El diablo peina rizos
Le vi cruzar el paso de peatones: no me pareció especialmente guapo, no era muy alto, más bien delgado, en fin, no era lo que las chicas denominan desagradable a la vista, pero tampoco de estos chicos que te vuelves a mirar por la calle. Normalito, vaya.
Habíamos empezado a hablar ese mismo día por el chat, ninguna alusión al sexo en la conversación, algo inusual en Tinder, solo habíamos tratado temas generales como el deporte, su trabajo, el mío. Y de forma muy natural surgió la posibilidad de tomarse un café ese mismo día. Por qué no: nunca me gustó marear la perdiz con días y días de mensajes de Whatsapp, en el que el otro puede parecerte un gentleman para luego resultar ser Torrente.
Nos vimos cerca de casa, solía quedar con mis citas en un bar con una hermosa terraza. No me supone mucho desplazamiento porque ya se sabe que no hay que esmerarse demasiado en esto de las citas online: en una ocasión leí que una periodista de Nueva York quedó con un chico y estuvo una hora arreglándose.
Me identifiqué de inmediato con la protagonista de esta anécdota. Será por la edad, por la experiencia ¡o por las experiencias!, la cuestión es que nunca espero mucho del género masculino. Aún menos si he conocido al ejemplar vía app de ligoteo…
Este era simpático, agradable, inteligente, vestía de forma elegante. Podía ser el príncipe azul o el empotrador impenitente que buscaba. Pronto empezamos a hablar de temas más peliagudos, de esos que evitas en una primera cita: la calidad de la educación en España, la política, la escasa rebeldía de los españoles comparados con otros países…. A medida que las palabras salían de su boca, me iba pareciendo más y más atractivo, ¡ay cuán excitante puede ser un buen cerebro!
Y eso que ni siquiera había pronunciado aun su frase mágica, ésa que hizo que se disparasen todas las alarmas y se encendiese el piloto de peligro inminente. Danger!
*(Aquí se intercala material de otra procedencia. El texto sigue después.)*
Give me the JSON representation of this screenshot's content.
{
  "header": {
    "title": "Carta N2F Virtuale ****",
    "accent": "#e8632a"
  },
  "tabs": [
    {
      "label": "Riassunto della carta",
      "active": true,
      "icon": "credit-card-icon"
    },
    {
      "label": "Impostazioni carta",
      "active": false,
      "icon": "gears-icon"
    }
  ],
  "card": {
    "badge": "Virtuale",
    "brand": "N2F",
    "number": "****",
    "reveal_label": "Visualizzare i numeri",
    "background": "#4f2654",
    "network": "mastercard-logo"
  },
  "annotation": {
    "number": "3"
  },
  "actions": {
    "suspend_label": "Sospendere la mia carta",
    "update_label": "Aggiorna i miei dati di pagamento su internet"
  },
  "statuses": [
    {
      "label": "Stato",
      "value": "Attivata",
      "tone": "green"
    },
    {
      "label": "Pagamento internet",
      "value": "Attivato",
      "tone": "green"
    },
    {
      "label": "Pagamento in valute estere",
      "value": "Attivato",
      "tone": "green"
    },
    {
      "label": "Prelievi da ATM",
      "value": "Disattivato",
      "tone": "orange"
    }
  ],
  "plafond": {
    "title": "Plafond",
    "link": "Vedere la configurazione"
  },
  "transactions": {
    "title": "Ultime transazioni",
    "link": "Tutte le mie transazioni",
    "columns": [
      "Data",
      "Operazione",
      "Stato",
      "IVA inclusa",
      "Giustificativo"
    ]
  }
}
Danger!
–Yo es que en el sexo soy bastante perverso –Y se queda tan ancho…
Podría haberme recitado a Bécquer después, que le hubiera hecho caso omiso, mi cerebro y mi epidermis se concentraron en la palabra “perverso”. En mi mente, oía a Grant Morrison cuando decía aquello de que si vas a hacer algo relacionado con sexo debería ser, cuanto menos, genuinamente perverso. Y, en mi sueño despierto, yo le respondía: ¡Cuánta razón contenida en una sola frase!
A lo largo de mi vida había tenido acompañantes de cama variopintos, algunos más clásicos, otros más osados, pero, de forma general y salvo honrosas excepciones (como aquel Darth Vader británico con el que habría descendido gustosamente a los infiernos), todos habían sido más bien recelosos de explorar lo que viene a denominarse perverso. Así que nada de ataduras, ni fustas, ni sexo sucio (alarmantemente sucio). Pero yo sabía que ese monstruo deseoso de perversiones que habitaba en mi interior, solo esperaba a ser despertado.
–¿Qué te apetece hacer ahora? –Su frase interrumpió mis pensamientos.
Pasaban ya las doce de la noche, estaban recogiendo la terraza.
–Pues verás –contesté–, yo te follaría en este mismo instante, para qué engañarnos, pero hoy no va a poder ser, así que voy a marcharme a casa, y si te apetece, otro día quedamos.
Estuvimos follando como locos durante cinco horas o más. Cuando paró, sudoroso, me pidió perdón por los cardenales que había dejado en mi tripa y pechos. –No me pidas perdón por esto –le dije. Fue el primer hombre que me regaló una fusta, que me pedía llenarle la boca de salivazos y que me rogaba, arrodillado en el suelo, que le hiciese daño.
Solo con escribirlo se me nublan los sentidos: y es que a veces el Diablo peina rizos y se viste de un cuerpo anodino.